MICAS ●
TL;DR. This ingredient is used as a mineral pigment and visual effect agent, adding shimmer, pearlescence, opacity, and slip in color cosmetics, skin care, hair care, and body products.
What does MICAS do in a cosmetic formula?
This ingredient is used as a mineral pigment and visual effect agent, adding shimmer, pearlescence, opacity, and slip in color cosmetics, skin care, hair care, and body products.
Is MICAS clean?
It is generally well tolerated on skin and is widely accepted by clean-beauty standards, but quality control matters because mined mineral powders can carry trace impurities. The bigger clean-standard friction is supply-chain transparency, especially responsible mining and labor verification.
Is MICAS sustainable?
This material is mined, nonrenewable, and not biodegradable in the usual organic-material sense, although it is largely inert in the environment.

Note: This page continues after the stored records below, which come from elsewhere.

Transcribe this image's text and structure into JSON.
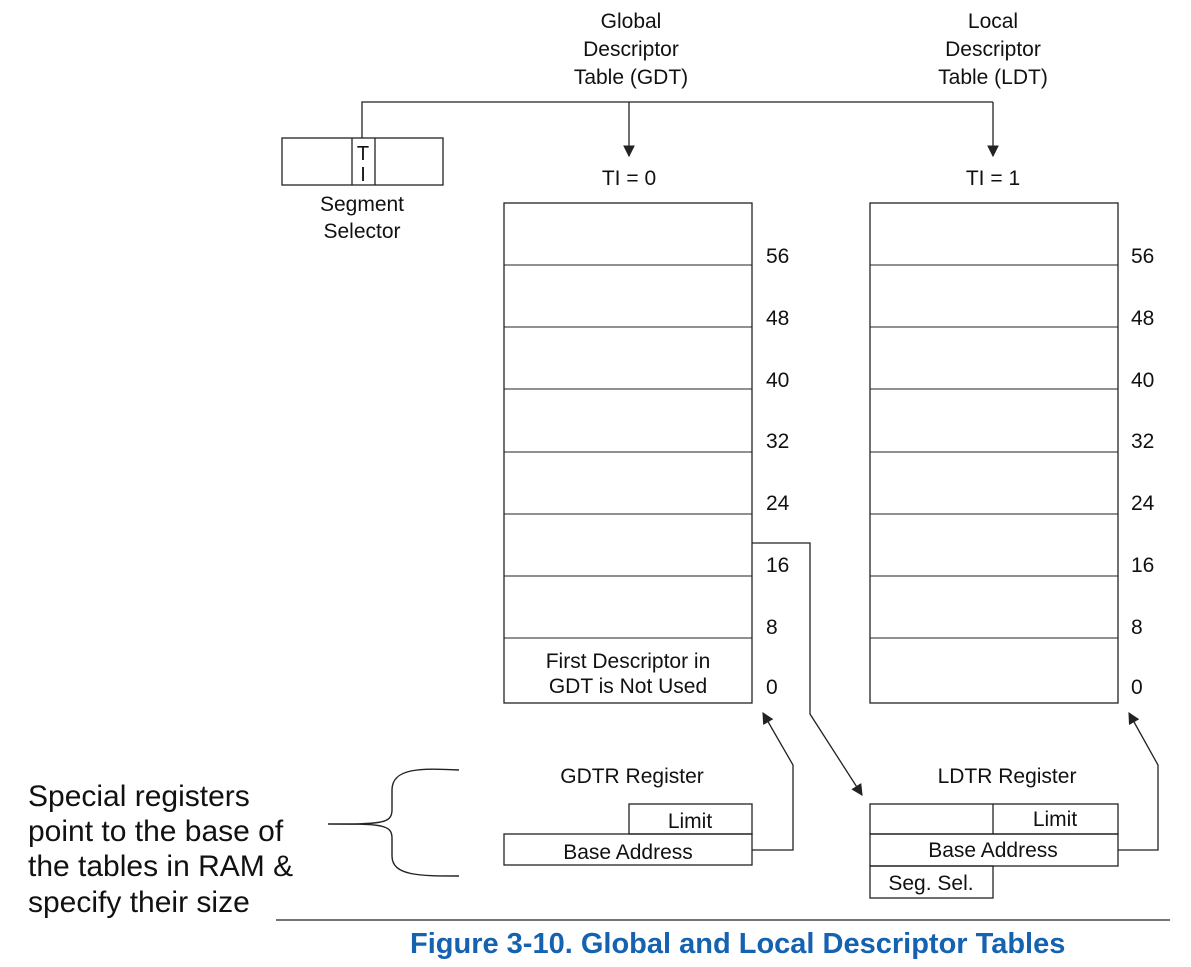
{
  "headers": {
    "gdt": [
      "Global",
      "Descriptor",
      "Table (GDT)"
    ],
    "ldt": [
      "Local",
      "Descriptor",
      "Table (LDT)"
    ]
  },
  "selector": {
    "ti_top": "T",
    "ti_bottom": "I",
    "label": [
      "Segment",
      "Selector"
    ]
  },
  "gdt": {
    "ti_label": "TI = 0",
    "offsets": [
      "56",
      "48",
      "40",
      "32",
      "24",
      "16",
      "8",
      "0"
    ],
    "first_entry": [
      "First Descriptor in",
      "GDT is Not Used"
    ]
  },
  "ldt": {
    "ti_label": "TI = 1",
    "offsets": [
      "56",
      "48",
      "40",
      "32",
      "24",
      "16",
      "8",
      "0"
    ]
  },
  "gdtr": {
    "title": "GDTR Register",
    "limit": "Limit",
    "base": "Base Address"
  },
  "ldtr": {
    "title": "LDTR Register",
    "limit": "Limit",
    "base": "Base Address",
    "seg_sel": "Seg. Sel."
  },
  "note": [
    "Special registers",
    "point to the base of",
    "the tables in RAM &",
    "specify their size"
  ],
  "caption": "Figure 3-10.  Global and Local Descriptor Tables",
  "colors": {
    "caption": "#1462b0",
    "lines": "#222222"
  }
}
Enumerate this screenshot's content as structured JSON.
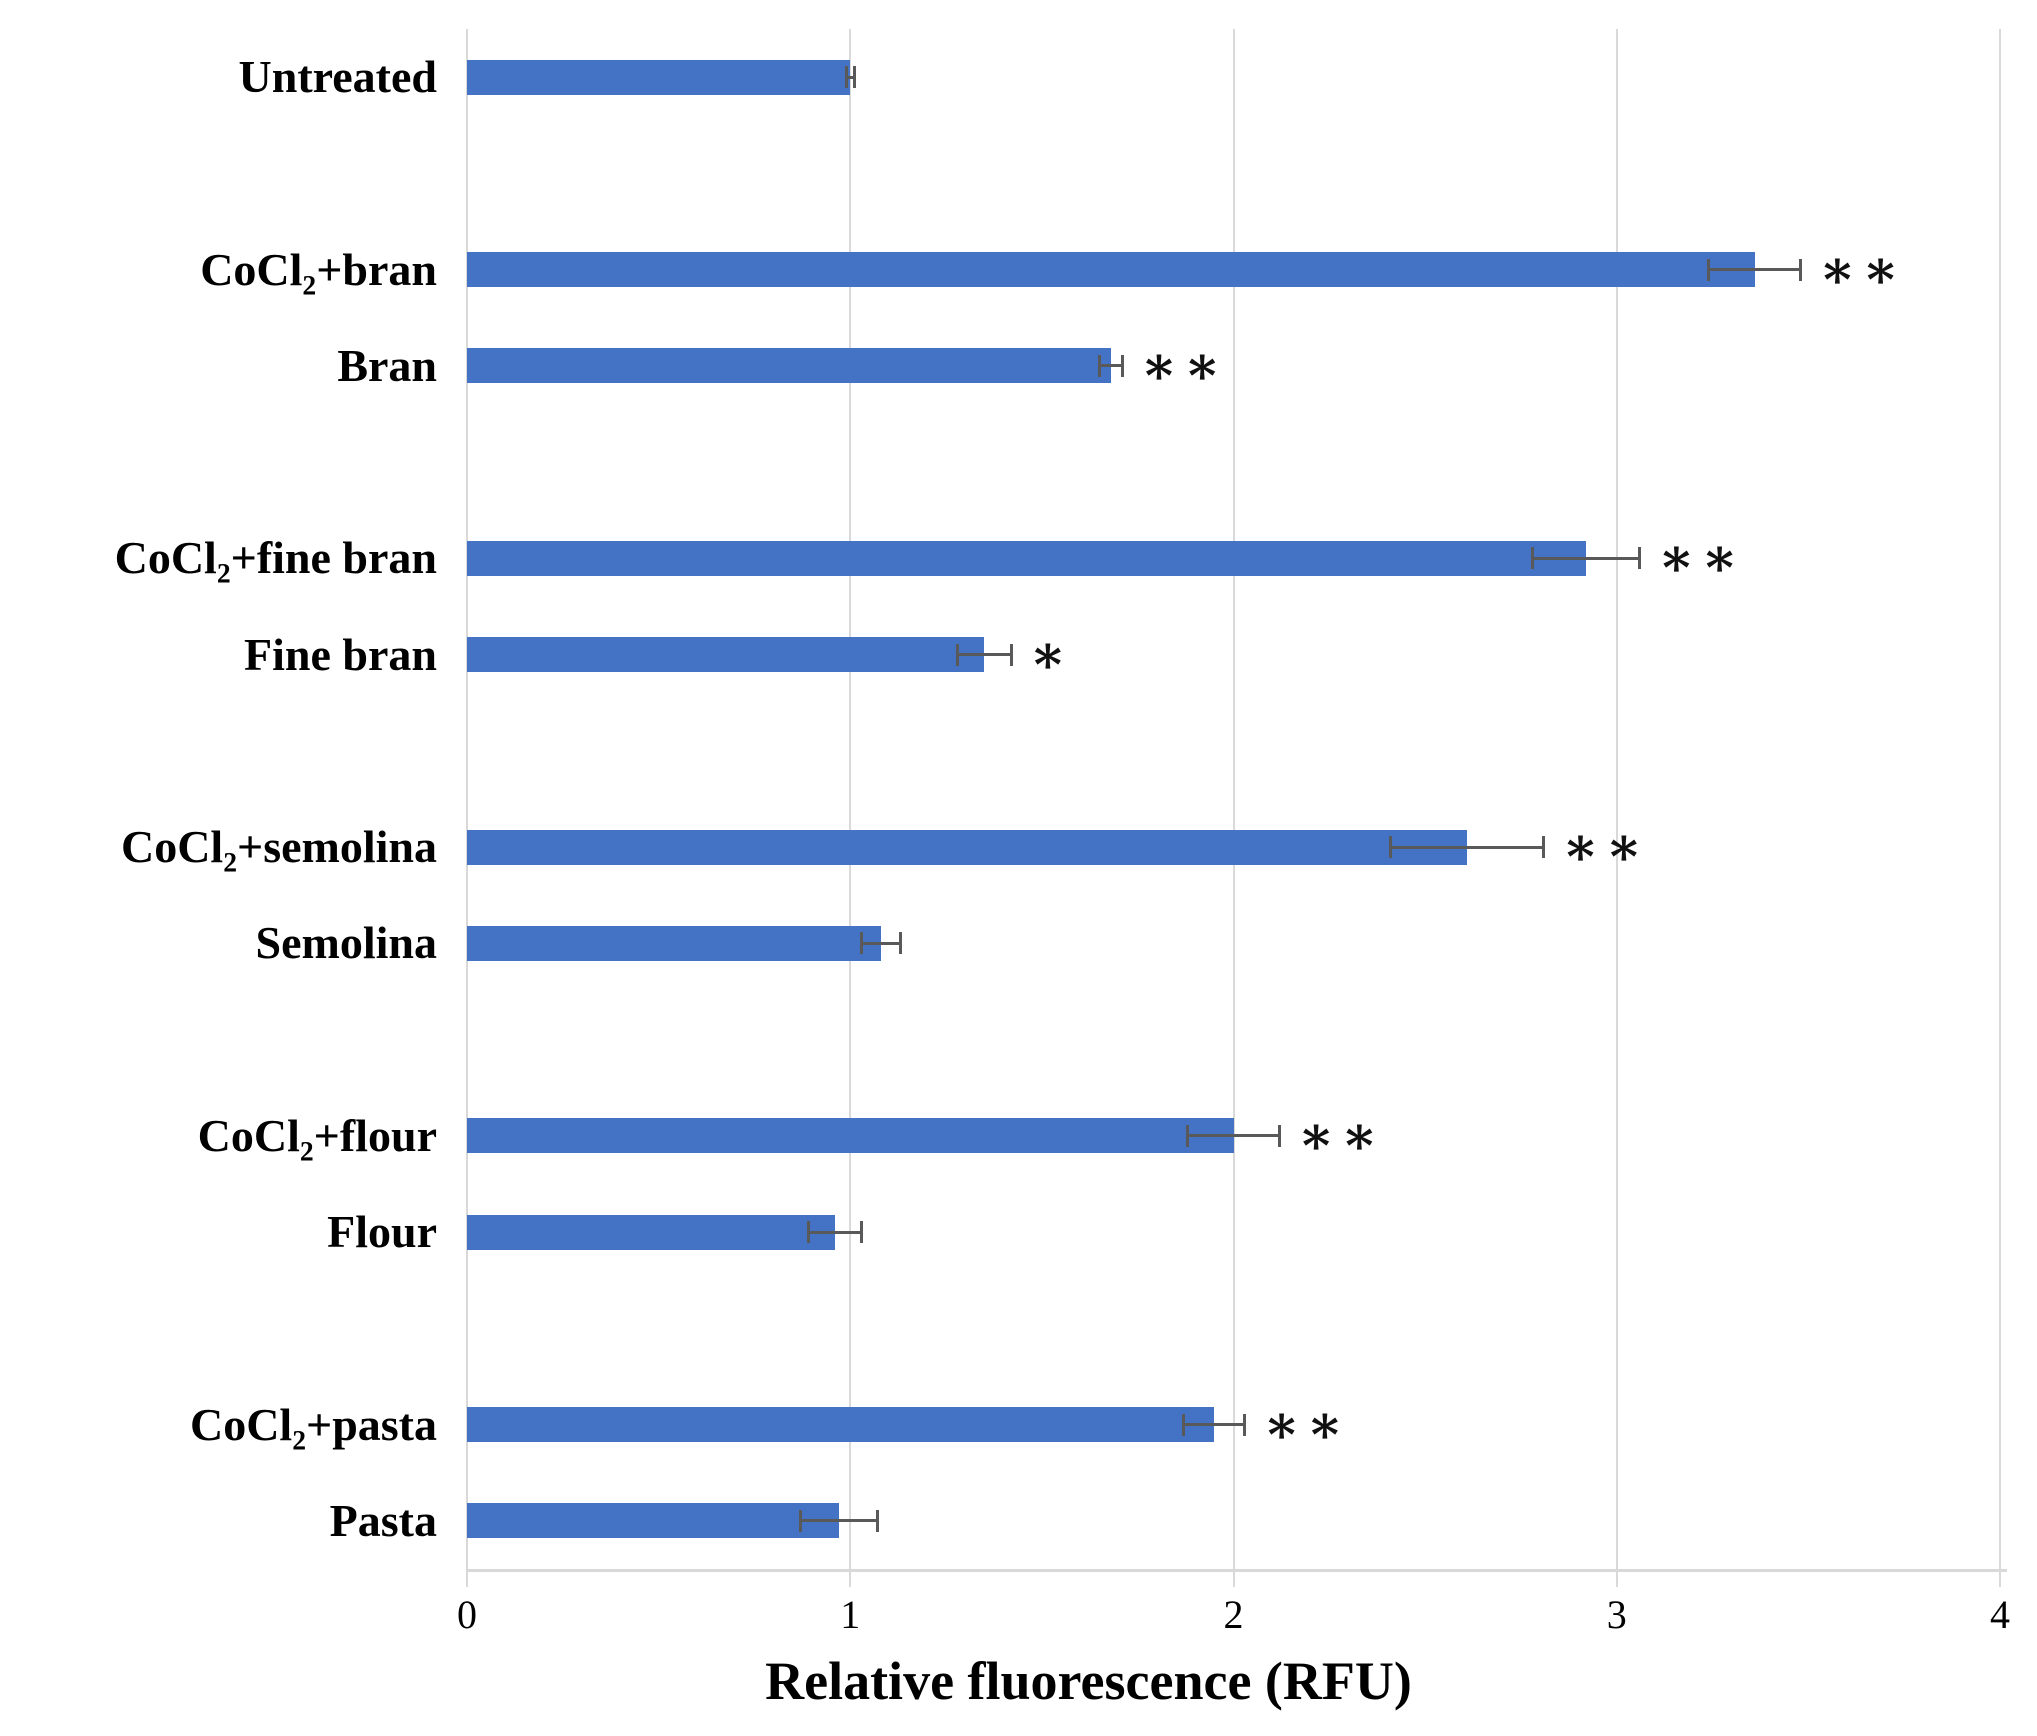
{
  "chart_data": {
    "type": "bar",
    "orientation": "horizontal",
    "title": "",
    "xlabel": "Relative fluorescence (RFU)",
    "ylabel": "",
    "xlim": [
      0,
      4
    ],
    "xticks": [
      0,
      1,
      2,
      3,
      4
    ],
    "grid": "vertical gridlines on",
    "legend": "none",
    "bar_color": "#4472C4",
    "error_bar_color": "#595959",
    "gridline_color": "#D9D9D9",
    "categories": [
      "Untreated",
      "CoCl₂+bran",
      "Bran",
      "CoCl₂+fine bran",
      "Fine bran",
      "CoCl₂+semolina",
      "Semolina",
      "CoCl₂+flour",
      "Flour",
      "CoCl₂+pasta",
      "Pasta"
    ],
    "values": [
      1.0,
      3.36,
      1.68,
      2.92,
      1.35,
      2.61,
      1.08,
      2.0,
      0.96,
      1.95,
      0.97
    ],
    "errors": [
      0.01,
      0.12,
      0.03,
      0.14,
      0.07,
      0.2,
      0.05,
      0.12,
      0.07,
      0.08,
      0.1
    ],
    "significance": [
      "",
      "**",
      "**",
      "**",
      "*",
      "**",
      "",
      "**",
      "",
      "**",
      ""
    ],
    "layout": {
      "slots": 16,
      "slot_index": [
        0,
        2,
        3,
        5,
        6,
        8,
        9,
        11,
        12,
        14,
        15
      ],
      "note": "blank category slots separate treatment groups"
    }
  }
}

Sustainability depends heavily on mining practices, dust control, land impact, and traceable sourcing.
Is MICAS COSMOS-approved?
It is generally permitted in COSMOS-natural and COSMOS-organic products when it meets mineral-origin criteria and contaminant limits, though it does not contribute organic content. From a Green Chemistry lens, it scores well for inertness and low reactivity, but less well for nonrenewable extraction and mining impacts.
How does MICAS work chemically?
This material is a layered sheet mineral made of stacked silicate plates, which reflect and scatter light to create shimmer and pearlescence. It is chemically stable across typical cosmetic pH ranges and is often used from low levels for glow to much higher levels in pressed powders, eye products, and high-impact color formulas.